I “bambini che possono tutto” hanno difficoltà a provare il nuovo. Questo limita le loro capacità di scelta e accade che bambini che fanno tutto ciò che vogliono finiscono poi per fare sempre le stesse cose, mangiare gli stessi cibi, stare con le stesse persone
Obbligare i bambini a fare un certo numero di esperienze guidate permetterà loro, quando si troveranno nelle stesse situazioni di ripetere o rifiutare quanto già provato.

L’onnipotenza è un’arte sottile che i bambini affinano giorno per giorno nei loro scambi con la realtà, quindi l’onnipotenza si costruisce così come si costruisce un rapporto, anzi, è un tipo di rapporto dove uno vince sempre e tutti gli altri devono perdere. Dare il limite alle manifestazioni di onnipotenza dei piccoli significa rispondere alla richiesta che i genitori pongano dei confini: è nelle regole di cosa si può fare e cosa non si può fare che il bambino può trovare un momento rassicurante.
Altro aspetto importante dei limiti è che aiutano a sviluppare le proprie risorse: se qualcun altro fa tutto il lavoro, soddisfa ogni capriccio, il bambino diventa più debole e sempre più incapace di tollerare la frustrazione. Chi, con le migliori intenzioni, cerca di risparmiare al bambino qualsiasi “sofferenza” dovuta ai limiti, potrebbe privarlo dell’opportunità di sviluppare degli strumenti per far fronte alle difficoltà. Ovviamente bisogna valutare cosa è tollerabile per un bambino e distinguere il bisogno dal capriccio.
È importante che le regole siano messe dal papà e dalla mamma, non dal bambino, perché i genitori ne sanno di più, perché sanno cosa va bene e hanno qualcosa da dare come le regole.

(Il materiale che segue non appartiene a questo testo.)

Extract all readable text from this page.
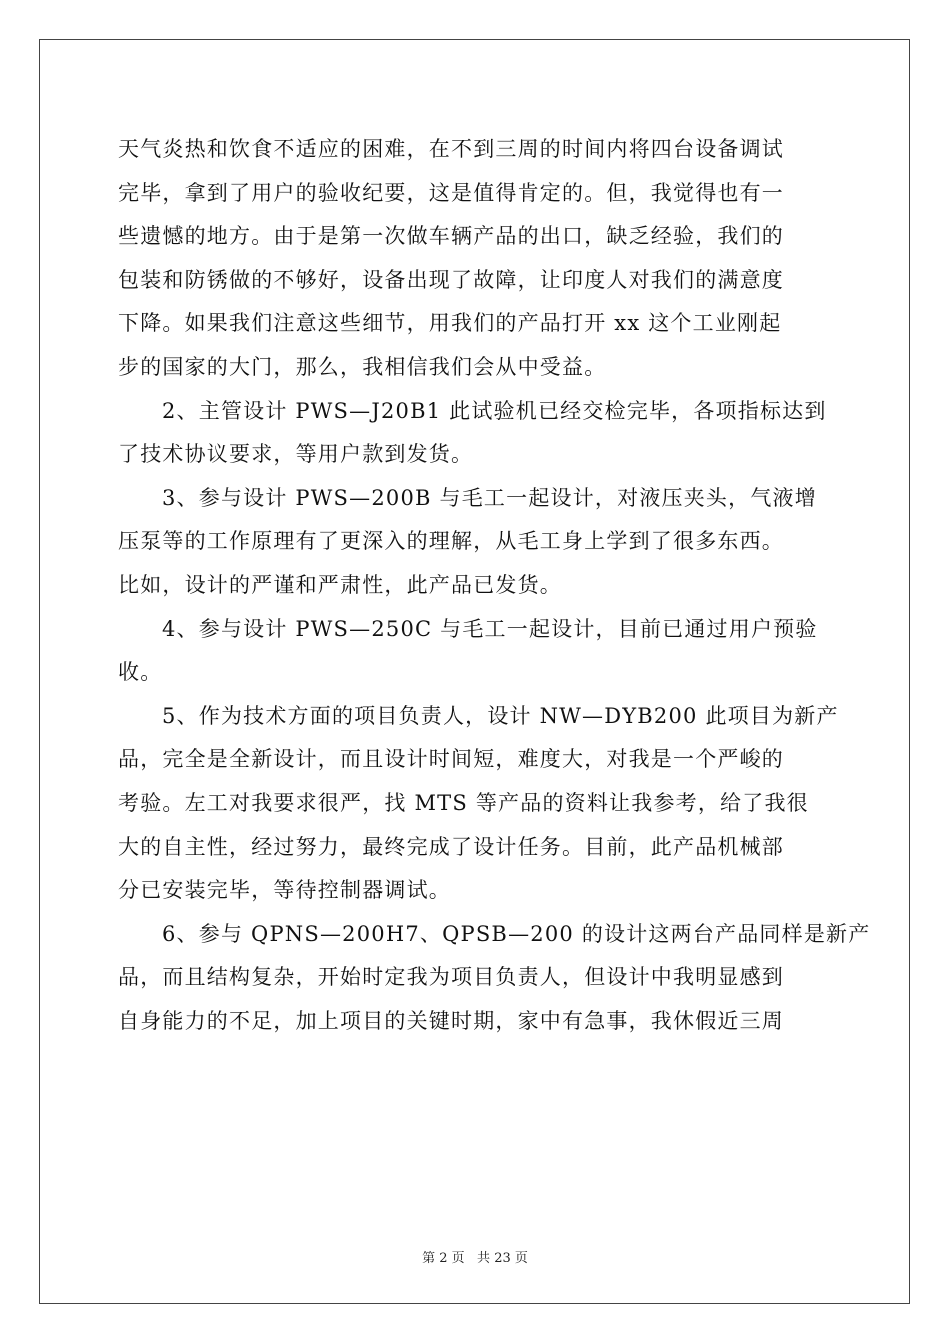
天气炎热和饮食不适应的困难，在不到三周的时间内将四台设备调试
完毕，拿到了用户的验收纪要，这是值得肯定的。但，我觉得也有一
些遗憾的地方。由于是第一次做车辆产品的出口，缺乏经验，我们的
包装和防锈做的不够好，设备出现了故障，让印度人对我们的满意度
下降。如果我们注意这些细节，用我们的产品打开 xx 这个工业刚起
步的国家的大门，那么，我相信我们会从中受益。
2、主管设计 PWS—J20B1 此试验机已经交检完毕，各项指标达到
了技术协议要求，等用户款到发货。
3、参与设计 PWS—200B 与毛工一起设计，对液压夹头，气液增
压泵等的工作原理有了更深入的理解，从毛工身上学到了很多东西。
比如，设计的严谨和严肃性，此产品已发货。
4、参与设计 PWS—250C 与毛工一起设计，目前已通过用户预验
收。
5、作为技术方面的项目负责人，设计 NW—DYB200 此项目为新产
品，完全是全新设计，而且设计时间短，难度大，对我是一个严峻的
考验。左工对我要求很严，找 MTS 等产品的资料让我参考，给了我很
大的自主性，经过努力，最终完成了设计任务。目前，此产品机械部
分已安装完毕，等待控制器调试。
6、参与 QPNS—200H7、QPSB—200 的设计这两台产品同样是新产
品，而且结构复杂，开始时定我为项目负责人，但设计中我明显感到
自身能力的不足，加上项目的关键时期，家中有急事，我休假近三周
第 2 页   共 23 页
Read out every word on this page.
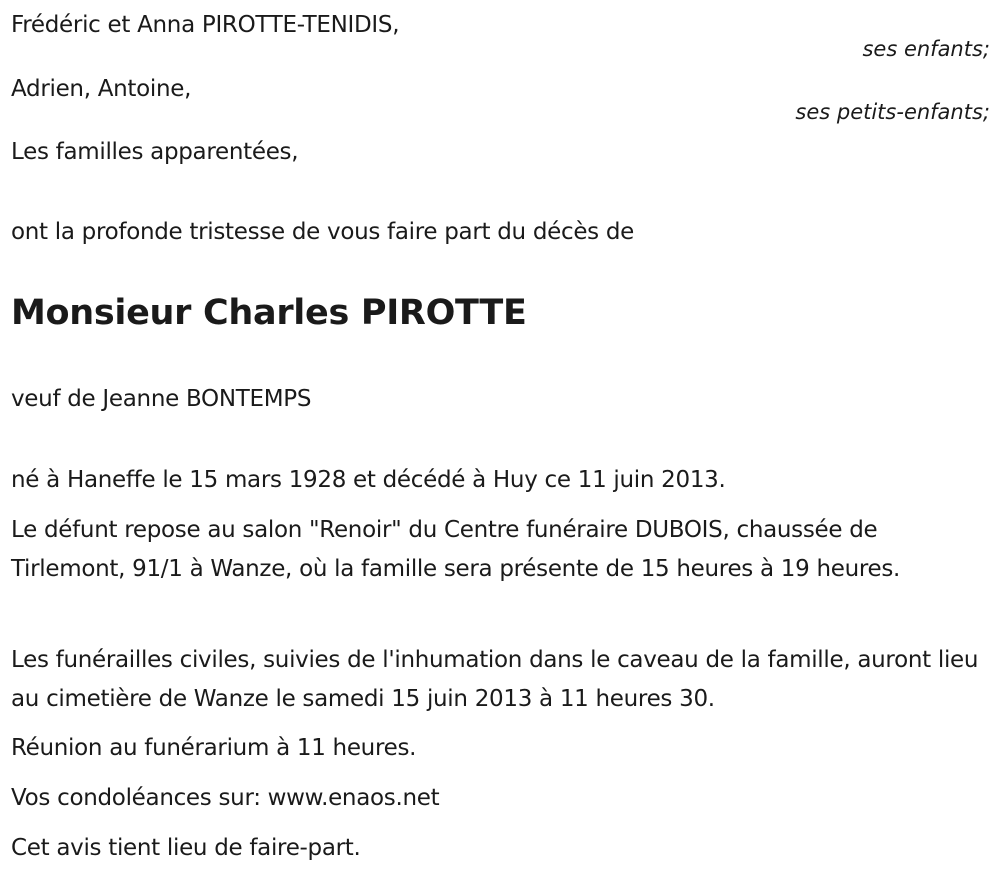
Frédéric et Anna PIROTTE-TENIDIS,
ses enfants;
Adrien, Antoine,
ses petits-enfants;
Les familles apparentées,
ont la profonde tristesse de vous faire part du décès de
Monsieur Charles PIROTTE
veuf de Jeanne BONTEMPS
né à Haneffe le 15 mars 1928 et décédé à Huy ce 11 juin 2013.
Le défunt repose au salon "Renoir" du Centre funéraire DUBOIS, chaussée de Tirlemont, 91/1 à Wanze, où la famille sera présente de 15 heures à 19 heures.
Les funérailles civiles, suivies de l'inhumation dans le caveau de la famille, auront lieu au cimetière de Wanze le samedi 15 juin 2013 à 11 heures 30.
Réunion au funérarium à 11 heures.
Vos condoléances sur: www.enaos.net
Cet avis tient lieu de faire-part.
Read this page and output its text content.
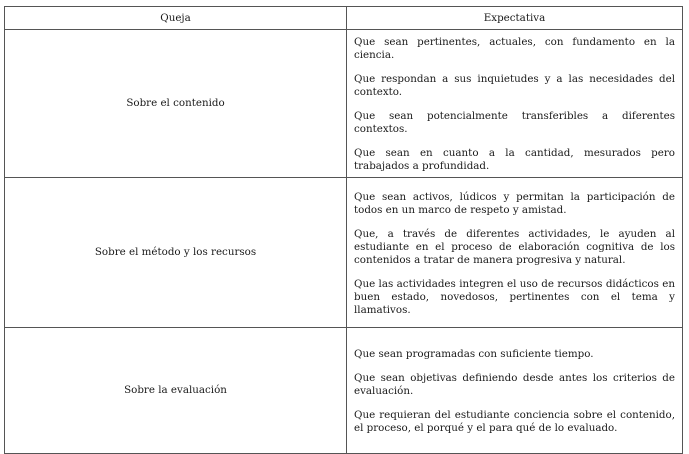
Queja	Expectativa
Sobre el contenido	Que sean pertinentes, actuales, con fundamento en la ciencia.

Que respondan a sus inquietudes y a las necesidades del contexto.

Que sean potencialmente transferibles a diferentes contextos.

Que sean en cuanto a la cantidad, mesurados pero trabajados a profundidad.

Sobre el método y los recursos	Que sean activos, lúdicos y permitan la participación de todos en un marco de respeto y amistad.

Que, a través de diferentes actividades, le ayuden al estudiante en el proceso de elaboración cognitiva de los contenidos a tratar de manera progresiva y natural.

Que las actividades integren el uso de recursos didácticos en buen estado, novedosos, pertinentes con el tema y llamativos.

Sobre la evaluación	Que sean programadas con suficiente tiempo.

Que sean objetivas definiendo desde antes los criterios de evaluación.

Que requieran del estudiante conciencia sobre el contenido, el proceso, el porqué y el para qué de lo evaluado.
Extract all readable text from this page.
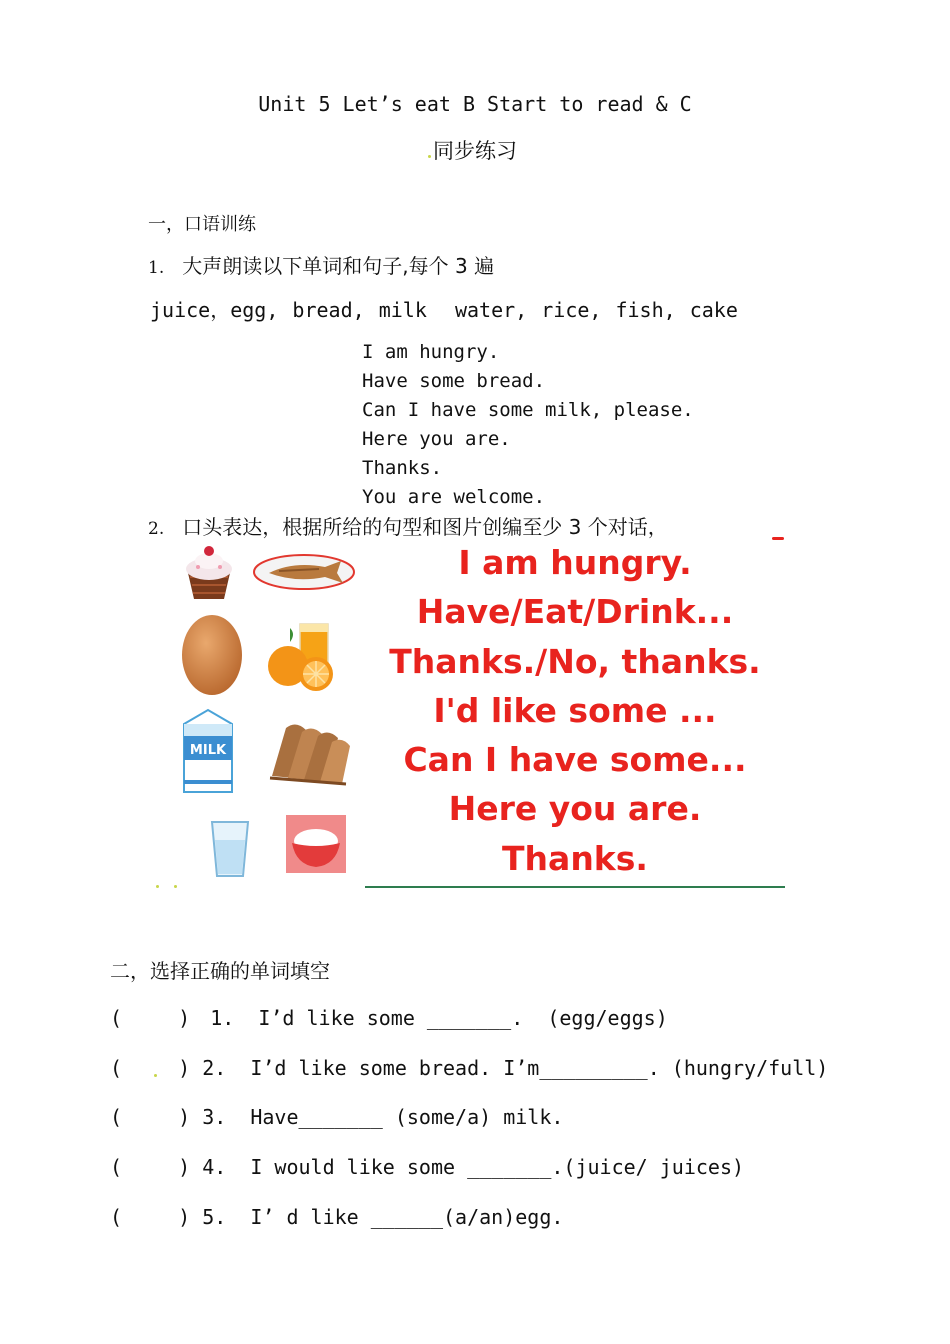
Unit 5 Let’s eat B Start to read & C
同步练习
一，口语训练
1. 大声朗读以下单词和句子,每个 3 遍
juice，egg, bread, milk  water, rice, fish, cake
I am hungry.
Have some bread.
Can I have some milk, please.
Here you are.
Thanks.
You are welcome.
2. 口头表达，根据所给的句型和图片创编至少 3 个对话，
MILK
I am hungry.
Have/Eat/Drink...
Thanks./No, thanks.
I'd like some ...
Can I have some...
Here you are.
Thanks.
二，选择正确的单词填空
(	) 1.  I’d like some _______.  (egg/eggs)
(	) 2.  I’d like some bread. I’m_________. (hungry/full)
(	) 3.  Have_______ (some/a) milk.
(	) 4.  I would like some _______.(juice/ juices)
(	) 5.  I’ d like ______(a/an)egg.
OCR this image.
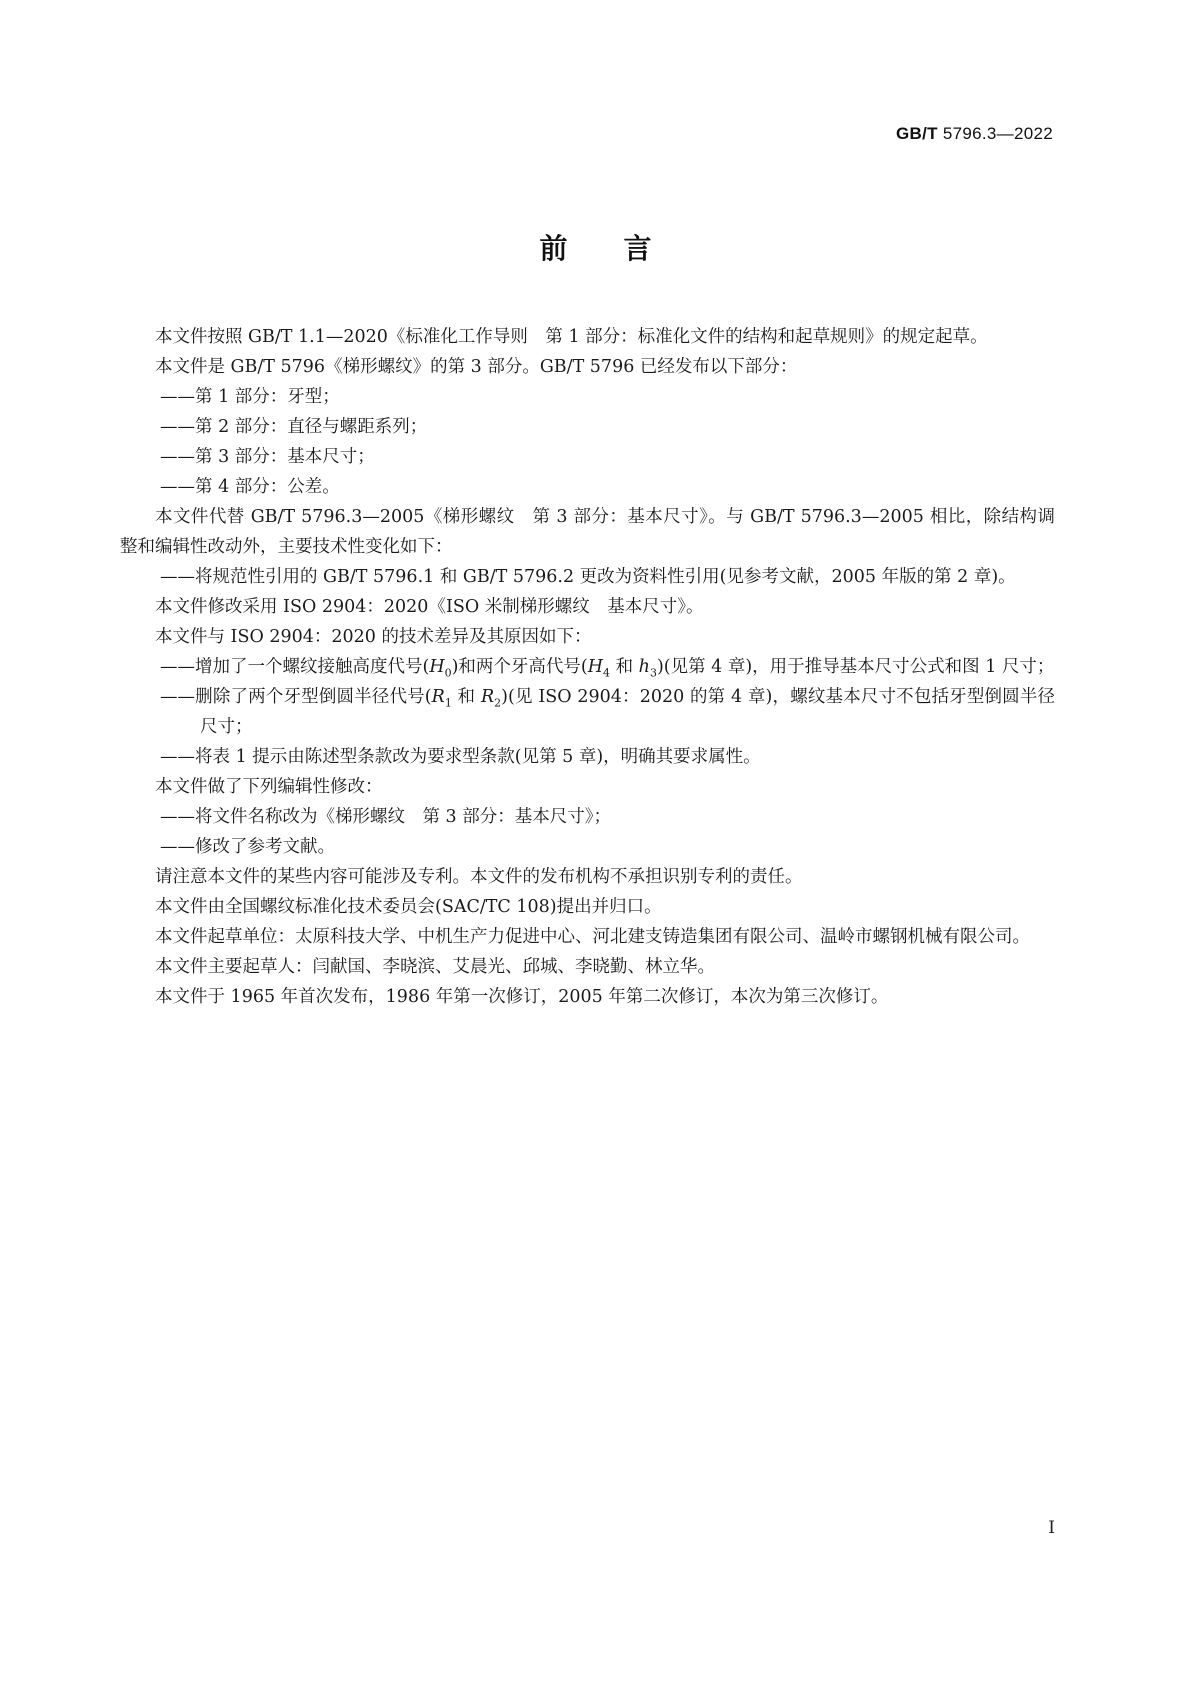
GB/T 5796.3—2022
前 言

本文件按照 GB/T 1.1—2020《标准化工作导则　第 1 部分：标准化文件的结构和起草规则》的规定起草。

本文件是 GB/T 5796《梯形螺纹》的第 3 部分。GB/T 5796 已经发布以下部分：

——第 1 部分：牙型；

——第 2 部分：直径与螺距系列；

——第 3 部分：基本尺寸；

——第 4 部分：公差。

本文件代替 GB/T 5796.3—2005《梯形螺纹　第 3 部分：基本尺寸》。与 GB/T 5796.3—2005 相比，除结构调整和编辑性改动外，主要技术性变化如下：

——将规范性引用的 GB/T 5796.1 和 GB/T 5796.2 更改为资料性引用(见参考文献，2005 年版的第 2 章)。

本文件修改采用 ISO 2904：2020《ISO 米制梯形螺纹　基本尺寸》。

本文件与 ISO 2904：2020 的技术差异及其原因如下：

——增加了一个螺纹接触高度代号$(H_0)$和两个牙高代号($H_4$ 和 $h_3$)(见第 4 章)，用于推导基本尺寸公式和图 1 尺寸；

——删除了两个牙型倒圆半径代号($R_1$ 和 $R_2$)(见 ISO 2904：2020 的第 4 章)，螺纹基本尺寸不包括牙型倒圆半径尺寸；

——将表 1 提示由陈述型条款改为要求型条款(见第 5 章)，明确其要求属性。

本文件做了下列编辑性修改：

——将文件名称改为《梯形螺纹　第 3 部分：基本尺寸》；

——修改了参考文献。

请注意本文件的某些内容可能涉及专利。本文件的发布机构不承担识别专利的责任。

本文件由全国螺纹标准化技术委员会(SAC/TC 108)提出并归口。

本文件起草单位：太原科技大学、中机生产力促进中心、河北建支铸造集团有限公司、温岭市螺钢机械有限公司。

本文件主要起草人：闫献国、李晓滨、艾晨光、邱城、李晓勤、林立华。

本文件于 1965 年首次发布，1986 年第一次修订，2005 年第二次修订，本次为第三次修订。

I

Ma quali regole dare? Non esistono decaloghi di regole da applicare che certamente porteranno a un risultato. Non esiste l’ora giusta per andare a letto o per mangiare, come non esiste il numero giusto di uscite infrasettimanali o del fine settimana. Esistono regole particolari, che vanno studiate per ogni famiglia e devono essere mediate tra le esigenze della mamma e quelle del papà, possono coincidere, ma non è detto che coincidano; e se non coincidono, devono essere prese in considerazione entrambe, perché altrimenti il genitore che viene lasciato fuori dalla porta, si vendica e boicotta la realizzazione del progetto. Occorrono poche regole, utili o alla famiglia o al bambino, regole che servono a qualcosa, mediate tra la mamma e il papà e a durata illimitata da una parte, salvo modificarsi con l’età dei figli.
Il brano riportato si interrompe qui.